Life Sentence: A Success Or a Total Mess?
If you’re an avid CW viewer, you have probably seen or at least heard of the CW’s latest addition, Life Sentence. Life Sentence tells the story of Stella Abbot, a young girl who received a diagnosis of terminal cancer eight years prior. She is convinced she will die any moment, and decides not to leave the world gently. She decides to live as if there’s no tomorrow, because she doesn’t know if there will be. Convinced she will meet her demise, she neglects to learn how to live in the real world. This comes back to bite her when it is revealed at the start of the show that she has been cured. Now, Stella must learn how to live in the real world as well as learn about those in her life.
Her family has been lying to her for years. Her parents’ marriage is falling apart. Her mother has fallen in love with her godmother, Poppy. Her beloved older brother Aiden never grew up, despite being in his late twenties. Her sister, a writer who is happily married, hates her children, and has severe writer’s block. And, her husband, a charming Brit who she married on a whim, has more secrets than she could have imagined.
The show stars Lucy Hale of the former hit TV show, Pretty Little Liars on Freeform. The show marches to its own beat, straying from the popular supernatural or superhero stories the CW often features. This has left some skeptical about the show’s future. “The New York Times”’ March 6th article, Review on ‘Life Sentence,’ Life Is a Little Too Beautiful expresses, “It is. . .unmoored, without a clear anchor or companion, putting the show in the unenviable position of having to stand on its own right from the start”.
However, “The New York Times” also praised the show for its lighthearted and uplifting feeling. It clearly stated that the show “feels like the straightforward family dramas of CW’s — and the WB’s — past: light, young, heartfelt . . . [Stella’s] voice-over drives home the show’s coming-of-age vibe and its naked earnestness. ‘Life’ might be a little too light for its cancer story, but it certainly isn’t glib or ironic. . .On many fronts, Stella’s recovery mirrors a healthy person’s march to adulthood”. “The Los Angeles Times” conveyed a similar message in its March 7th article, Lucy Hale gets a ‘Life Sentence’ from the CW, stating that they viewed the show as “a witty show full of attractive, well-spoken people that manages to be a feel-good series even as it remains skeptical about its being a feel-good series. It has it both ways, all the way. . . Cake is eaten, and had, too”. And, the “Pittsburgh Post-Gazette” followed up by mirroring the overall idea that the show is “a light, cute. . . confection, The CW’s Life Sentence …follow[ing] in the tradition of The CW’s past light dramas, including “No Tomorrow,” “Life Unexpected” and “Privileged”.

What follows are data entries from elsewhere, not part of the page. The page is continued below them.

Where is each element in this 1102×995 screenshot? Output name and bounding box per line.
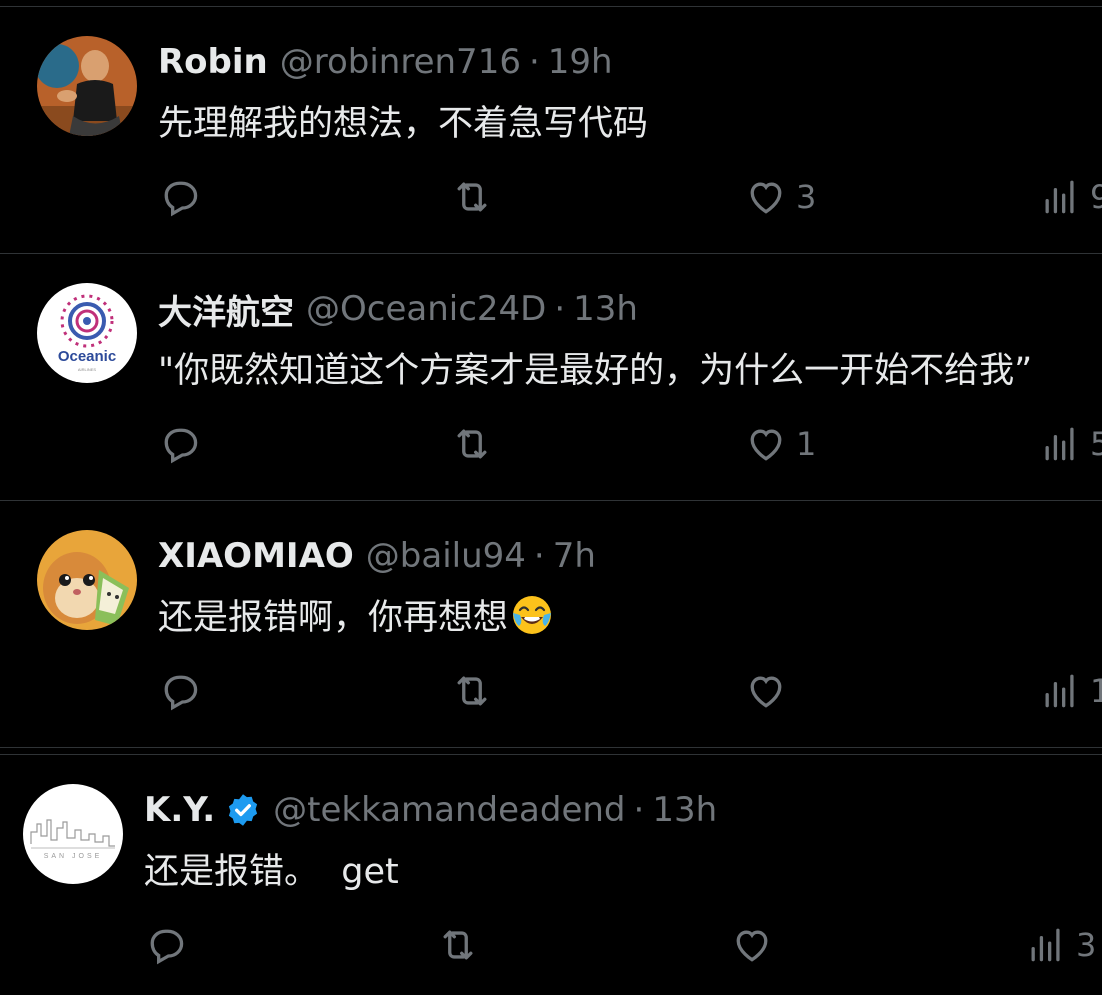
retweet-icon bbox=[457, 676, 487, 706]
action-bar: 1 5 bbox=[0, 419, 1102, 469]
oceanic-logo-text: Oceanic bbox=[58, 348, 116, 365]
tweet-text: 还是报错。 get bbox=[144, 852, 399, 892]
views-button[interactable]: 5 bbox=[1038, 419, 1102, 469]
action-bar: 1 bbox=[0, 666, 1102, 716]
user-handle[interactable]: @bailu94 bbox=[366, 536, 526, 576]
reply-button[interactable] bbox=[158, 666, 202, 716]
action-bar: 3 9 bbox=[0, 172, 1102, 222]
tweet-text-content: 还是报错啊，你再想想 bbox=[158, 598, 509, 638]
display-name[interactable]: XIAOMIAO bbox=[158, 536, 354, 576]
avatar[interactable] bbox=[37, 530, 137, 630]
like-count: 1 bbox=[796, 425, 817, 463]
tweet-text: 先理解我的想法，不着急写代码 bbox=[158, 104, 649, 144]
views-icon bbox=[1045, 180, 1074, 214]
author-row: K.Y. @tekkamandeadend · 13h bbox=[144, 788, 717, 832]
tweet-text: "你既然知道这个方案才是最好的，为什么一开始不给我” bbox=[158, 351, 1033, 391]
like-icon bbox=[736, 930, 768, 962]
reply-icon bbox=[150, 929, 184, 965]
tweet[interactable]: SAN JOSE K.Y. @tekkamandeadend · 13h 还是报… bbox=[0, 754, 1102, 995]
reply-icon bbox=[164, 675, 198, 711]
reply-icon bbox=[164, 181, 198, 217]
views-icon bbox=[1031, 928, 1060, 962]
svg-text:SAN JOSE: SAN JOSE bbox=[44, 853, 103, 860]
user-handle[interactable]: @robinren716 bbox=[280, 42, 521, 82]
tweet-text: 还是报错啊，你再想想 bbox=[158, 589, 554, 640]
reply-button[interactable] bbox=[158, 172, 202, 222]
user-handle[interactable]: @tekkamandeadend bbox=[273, 790, 625, 830]
timestamp[interactable]: 19h bbox=[548, 42, 613, 82]
like-button[interactable] bbox=[730, 920, 782, 970]
separator-dot: · bbox=[633, 790, 645, 830]
views-icon bbox=[1045, 427, 1074, 461]
retweet-button[interactable] bbox=[450, 419, 494, 469]
separator-dot: · bbox=[554, 289, 566, 329]
display-name[interactable]: 大洋航空 bbox=[158, 285, 294, 334]
avatar[interactable] bbox=[37, 36, 137, 136]
retweet-icon bbox=[457, 429, 487, 459]
tweet[interactable]: Oceanic AIRLINES 大洋航空 @Oceanic24D · 13h … bbox=[0, 254, 1102, 501]
like-count: 3 bbox=[796, 178, 817, 216]
reply-button[interactable] bbox=[144, 920, 188, 970]
tweet[interactable]: XIAOMIAO @bailu94 · 7h 还是报错啊，你再想想 bbox=[0, 501, 1102, 748]
author-row: XIAOMIAO @bailu94 · 7h bbox=[158, 534, 596, 578]
views-count: 3 bbox=[1076, 926, 1097, 964]
views-button[interactable]: 1 bbox=[1038, 666, 1102, 716]
timestamp[interactable]: 13h bbox=[573, 289, 638, 329]
like-icon bbox=[750, 429, 782, 461]
views-count: 5 bbox=[1090, 425, 1102, 463]
reply-button[interactable] bbox=[158, 419, 202, 469]
author-row: Robin @robinren716 · 19h bbox=[158, 40, 613, 84]
user-handle[interactable]: @Oceanic24D bbox=[306, 289, 546, 329]
display-name[interactable]: Robin bbox=[158, 42, 268, 82]
timestamp[interactable]: 7h bbox=[553, 536, 596, 576]
retweet-button[interactable] bbox=[450, 666, 494, 716]
action-bar: 3 bbox=[0, 920, 1102, 970]
reply-feed: Robin @robinren716 · 19h 先理解我的想法，不着急写代码 … bbox=[0, 7, 1102, 995]
verified-badge-icon bbox=[229, 794, 258, 826]
like-button[interactable]: 3 bbox=[744, 172, 816, 222]
retweet-icon bbox=[443, 930, 473, 960]
views-button[interactable]: 3 bbox=[1024, 920, 1096, 970]
avatar[interactable]: SAN JOSE bbox=[23, 784, 123, 884]
separator-dot: · bbox=[528, 42, 540, 82]
author-row: 大洋航空 @Oceanic24D · 13h bbox=[158, 285, 638, 334]
like-icon bbox=[750, 182, 782, 214]
svg-text:AIRLINES: AIRLINES bbox=[78, 367, 97, 372]
retweet-button[interactable] bbox=[436, 920, 480, 970]
like-button[interactable] bbox=[744, 666, 796, 716]
reply-icon bbox=[164, 428, 198, 464]
display-name[interactable]: K.Y. bbox=[144, 790, 215, 830]
views-icon bbox=[1045, 674, 1074, 708]
like-button[interactable]: 1 bbox=[744, 419, 816, 469]
views-count: 9 bbox=[1090, 178, 1102, 216]
top-divider bbox=[0, 0, 1102, 7]
like-icon bbox=[750, 676, 782, 708]
avatar[interactable]: Oceanic AIRLINES bbox=[37, 283, 137, 383]
retweet-button[interactable] bbox=[450, 172, 494, 222]
separator-dot: · bbox=[533, 536, 545, 576]
face-with-tears-of-joy-icon bbox=[513, 596, 552, 634]
tweet[interactable]: Robin @robinren716 · 19h 先理解我的想法，不着急写代码 … bbox=[0, 7, 1102, 254]
views-button[interactable]: 9 bbox=[1038, 172, 1102, 222]
views-count: 1 bbox=[1090, 672, 1102, 710]
retweet-icon bbox=[457, 182, 487, 212]
timestamp[interactable]: 13h bbox=[652, 790, 717, 830]
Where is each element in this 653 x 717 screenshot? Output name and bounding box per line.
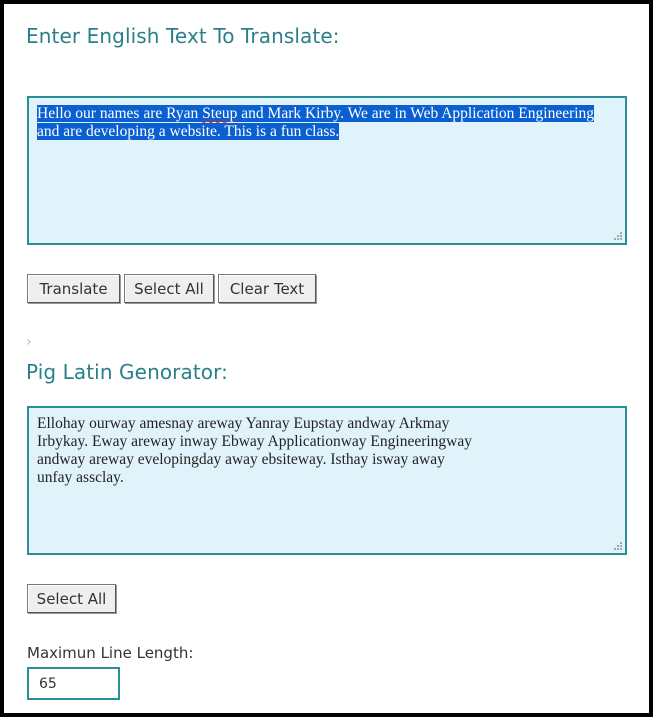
pig-latin-output[interactable]: Ellohay ourway amesnay areway Yanray Eup… bbox=[27, 406, 627, 555]
clear-text-button[interactable]: Clear Text bbox=[218, 274, 316, 303]
chevron-right-icon: › bbox=[26, 334, 32, 350]
line-length-label: Maximun Line Length: bbox=[27, 644, 194, 662]
english-text-seg-2: and Mark Kirby. We are in Web Applicatio… bbox=[237, 105, 595, 122]
english-text-seg-3: and are developing a website. This is a … bbox=[37, 123, 340, 140]
output-heading: Pig Latin Genorator: bbox=[26, 360, 228, 384]
english-text-line-1: Hello our names are Ryan Steup and Mark … bbox=[37, 105, 617, 123]
output-line: Irbykay. Eway areway inway Ebway Applica… bbox=[37, 433, 472, 450]
english-text-input[interactable]: Hello our names are Ryan Steup and Mark … bbox=[27, 96, 627, 245]
translate-button[interactable]: Translate bbox=[27, 274, 120, 303]
english-text-line-2: and are developing a website. This is a … bbox=[37, 123, 617, 141]
select-all-output-button[interactable]: Select All bbox=[27, 584, 116, 613]
input-heading: Enter English Text To Translate: bbox=[26, 24, 340, 48]
misspelled-word: Steup bbox=[202, 105, 238, 122]
resize-grip-icon[interactable] bbox=[612, 540, 622, 550]
select-all-input-button[interactable]: Select All bbox=[124, 274, 214, 303]
output-line: Ellohay ourway amesnay areway Yanray Eup… bbox=[37, 415, 450, 432]
output-line: andway areway evelopingday away ebsitewa… bbox=[37, 451, 445, 468]
resize-grip-icon[interactable] bbox=[612, 230, 622, 240]
english-text-seg-1: Hello our names are Ryan bbox=[37, 105, 203, 122]
output-line: unfay assclay. bbox=[37, 469, 124, 486]
app-frame: Enter English Text To Translate: Hello o… bbox=[0, 0, 653, 717]
line-length-input[interactable]: 65 bbox=[27, 667, 120, 700]
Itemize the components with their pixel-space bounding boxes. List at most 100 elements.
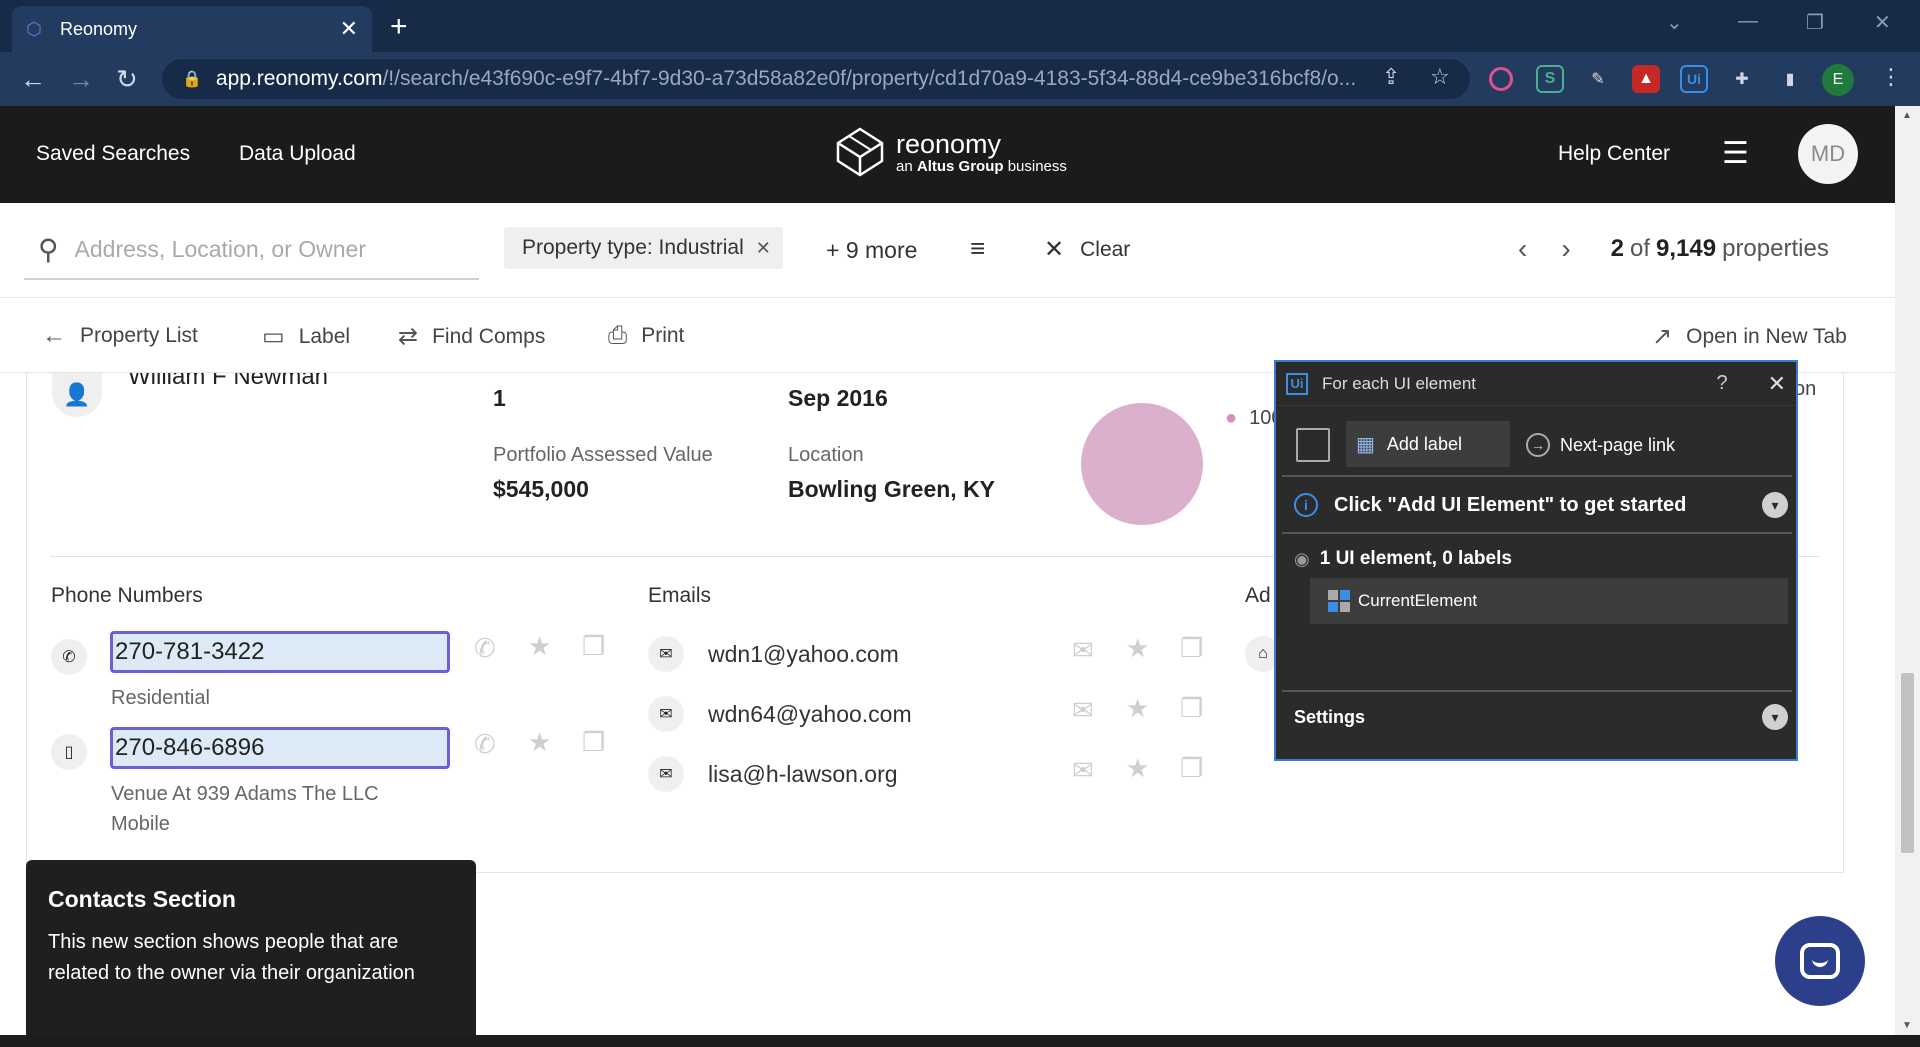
phone-numbers-header: Phone Numbers — [51, 584, 203, 607]
restore-icon[interactable]: ❐ — [1806, 10, 1824, 35]
back-icon[interactable]: ← — [20, 64, 46, 95]
more-filters-button[interactable]: + 9 more — [826, 237, 917, 264]
reload-icon[interactable]: ↻ — [116, 64, 138, 95]
lock-icon: 🔒 — [182, 71, 202, 88]
search-input[interactable] — [74, 236, 435, 263]
next-result-icon[interactable]: › — [1561, 233, 1570, 265]
previous-result-icon[interactable]: ‹ — [1518, 233, 1527, 265]
legend-dot-icon: ● — [1225, 407, 1238, 429]
star-icon[interactable]: ★ — [1126, 633, 1149, 664]
getting-started-hint[interactable]: i Click "Add UI Element" to get started … — [1294, 492, 1788, 518]
ui-element-item[interactable]: CurrentElement — [1310, 578, 1788, 624]
pager-of: of — [1630, 235, 1651, 262]
star-icon[interactable]: ★ — [528, 727, 551, 758]
copy-icon[interactable]: ❐ — [1180, 633, 1203, 664]
copy-icon[interactable]: ❐ — [582, 631, 605, 662]
back-to-property-list-button[interactable]: ← Property List — [42, 322, 198, 350]
profile-avatar[interactable]: E — [1822, 64, 1854, 96]
search-box[interactable]: ⚲ — [24, 221, 479, 280]
result-pager: ‹ › 2 of 9,149 properties — [1518, 233, 1829, 265]
new-tab-icon[interactable]: + — [390, 10, 408, 44]
forward-icon[interactable]: → — [68, 64, 94, 95]
send-email-icon[interactable]: ✉ — [1072, 695, 1094, 726]
search-row: ⚲ Property type: Industrial ✕ + 9 more ≡… — [0, 203, 1895, 298]
chevron-down-icon[interactable]: ▾ — [1762, 704, 1788, 730]
chevron-down-icon[interactable]: ▾ — [1762, 492, 1788, 518]
share-icon[interactable]: ⇪ — [1382, 64, 1400, 90]
copy-icon[interactable]: ❐ — [1180, 753, 1203, 784]
panel-title: For each UI element — [1322, 373, 1477, 393]
browser-tab[interactable]: ⬡ Reonomy ✕ — [12, 6, 372, 52]
scroll-down-icon[interactable]: ▼ — [1902, 1020, 1912, 1031]
nav-data-upload[interactable]: Data Upload — [239, 142, 356, 166]
panel-divider — [1282, 690, 1792, 692]
browser-menu-icon[interactable]: ⋮ — [1880, 64, 1902, 90]
add-label-button[interactable]: ▦ Add label — [1346, 421, 1510, 467]
open-in-new-tab-button[interactable]: ↗ Open in New Tab — [1652, 322, 1847, 351]
minimize-icon[interactable]: — — [1738, 10, 1758, 33]
filter-chip[interactable]: Property type: Industrial ✕ — [504, 227, 783, 269]
email-address[interactable]: wdn1@yahoo.com — [708, 641, 899, 668]
phone-icon: ✆ — [51, 639, 87, 675]
remove-filter-icon[interactable]: ✕ — [756, 238, 771, 259]
arrow-left-icon: ← — [42, 322, 66, 349]
pdf-extension-icon[interactable]: ▲ — [1632, 65, 1660, 93]
assessed-value-label: Portfolio Assessed Value — [493, 444, 713, 466]
help-icon[interactable]: ? — [1716, 372, 1727, 395]
phone-number-field[interactable] — [110, 727, 450, 769]
close-tab-icon[interactable]: ✕ — [340, 16, 358, 42]
nav-saved-searches[interactable]: Saved Searches — [36, 142, 190, 166]
uipath-extension-icon[interactable]: Ui — [1680, 65, 1708, 93]
call-icon[interactable]: ✆ — [474, 729, 496, 760]
tab-search-icon[interactable]: ⌄ — [1666, 10, 1683, 35]
next-page-link-button[interactable]: → Next-page link — [1526, 433, 1675, 457]
side-panel-icon[interactable]: ▮ — [1776, 65, 1804, 93]
email-address[interactable]: lisa@h-lawson.org — [708, 761, 898, 788]
star-icon[interactable]: ★ — [528, 631, 551, 662]
call-icon[interactable]: ✆ — [474, 633, 496, 664]
emails-header: Emails — [648, 584, 712, 607]
page-scrollbar[interactable]: ▲ ▼ — [1895, 106, 1920, 1035]
tooltip-title: Contacts Section — [48, 886, 236, 912]
panel-toolbar: ▦ Add label → Next-page link — [1276, 420, 1796, 470]
send-email-icon[interactable]: ✉ — [1072, 755, 1094, 786]
help-center-link[interactable]: Help Center — [1558, 142, 1670, 166]
settings-label: Settings — [1294, 706, 1366, 727]
filter-icon[interactable]: ≡ — [970, 233, 985, 264]
find-comps-button[interactable]: ⇄ Find Comps — [398, 322, 545, 351]
copy-icon[interactable]: ❐ — [582, 727, 605, 758]
clear-filters-button[interactable]: ✕ Clear — [1044, 235, 1130, 264]
address-bar[interactable]: 🔒 app.reonomy.com/!/search/e43f690c-e9f7… — [162, 59, 1470, 99]
scrollbar-thumb[interactable] — [1901, 673, 1914, 853]
ui-element-name: CurrentElement — [1358, 591, 1478, 610]
extensions-puzzle-icon[interactable]: ✚ — [1728, 65, 1756, 93]
settings-section[interactable]: Settings ▾ — [1294, 704, 1788, 730]
close-window-icon[interactable]: ✕ — [1874, 10, 1891, 35]
reonomy-logo[interactable]: reonomy an Altus Group business — [834, 126, 1067, 178]
panel-divider — [1282, 532, 1792, 534]
last-acquisition-date: Sep 2016 — [788, 385, 888, 411]
bookmark-star-icon[interactable]: ☆ — [1430, 64, 1450, 90]
owner-name[interactable]: William F Newman — [128, 373, 328, 391]
save-icon[interactable] — [1296, 428, 1330, 462]
property-list-label: Property List — [80, 324, 198, 347]
pen-extension-icon[interactable]: ✎ — [1584, 65, 1612, 93]
label-button[interactable]: ▭ Label — [262, 322, 350, 351]
clear-icon: ✕ — [1044, 236, 1065, 263]
scroll-up-icon[interactable]: ▲ — [1902, 110, 1912, 121]
copy-icon[interactable]: ❐ — [1180, 693, 1203, 724]
send-email-icon[interactable]: ✉ — [1072, 635, 1094, 666]
color-extension-icon[interactable] — [1489, 67, 1513, 91]
star-icon[interactable]: ★ — [1126, 753, 1149, 784]
star-icon[interactable]: ★ — [1126, 693, 1149, 724]
close-panel-icon[interactable]: ✕ — [1768, 371, 1786, 397]
reonomy-favicon-icon: ⬡ — [26, 19, 42, 39]
checklist-icon[interactable]: ☰ — [1722, 136, 1749, 171]
eye-icon[interactable]: ◉ — [1294, 549, 1310, 570]
phone-number-field[interactable] — [110, 631, 450, 673]
chat-launcher-button[interactable] — [1775, 916, 1865, 1006]
email-address[interactable]: wdn64@yahoo.com — [708, 701, 912, 728]
s-extension-icon[interactable]: S — [1536, 65, 1564, 93]
user-avatar[interactable]: MD — [1798, 124, 1858, 184]
print-button[interactable]: ⎙ Print — [608, 322, 684, 350]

Despite relatively positive reviews about the show, Rotten Tomatoes granted the show a mere 37% on the tomato scale. This could be perhaps because of the unconventional path Stella leads within the first couple of episodes. It has been expressed that the show simply lacked “conflict anywhere. The show radiates likability but lacks narrative bite . . .it [needs] to pick a path, one with more cleverness, intensity, drama, romance – something”. However, this issue has been resolved. As the show progresses. drama quickly makes its way onto the big screen. Romance emerges as a love triangle begins to formulate in episode three, Clinical Trial and Error. The love triangle continues to evolve in episode four, Wes Side Story. And, it is hinted to continue in impending fifth episode, Who Framed Stella Abbot?
Wes and Stella Credit: CW
The show may have earned some conflicting views but Darien High School is definitely on board. Sophomore Amanda Laura clearly expressed, “I love the show! It’s hilarious. Stella is a stronger figure than most people will initially believe. She has made it through cancer, one of the hardest things, and has emerged alive and well. She has to adapt to the world around her, and I can’t wait to see how it plays out, especially with her new romantic conflicts”. Sophomore Kennison Harmon agreed, mentioning, “I love how lighthearted the show is. It really is like some of the original CW shows! I also think that it is a nice move on the CW’s part to incorporate another show that is grounded in the everyday world without some supernatural aspect. I understand that Stella is not typical, but despite her past hardships, she is emerging as a more relatable character”. Sophomore Meghan Shaughnessy, a fan of the superhero shows of the CW, as well as the supernatural aspects even, expressed, “The show may not have the same feel as the exciting world of Flash, Arrow, Supergirl, or Supernatural, yet it has its own charming nature. It is a sentimental and moving coming of age story that deserves a chance”.
“The show may not have the same feel as the exciting world of Flash, Arrow, Supergirl, or Supernatural, yet it has its own charming nature. It is a sentimental and moving coming of age story that deserves a chance”.”
— Meghan Shaugnessy
The show faces mixed reviews, yet it is important to remember that the show is still quite new, and is developing into a much bigger, and exciting picture as it progresses. So sit back, relax, and give the new show a chance. Tune in on Friday April 27th for the newest episode addition!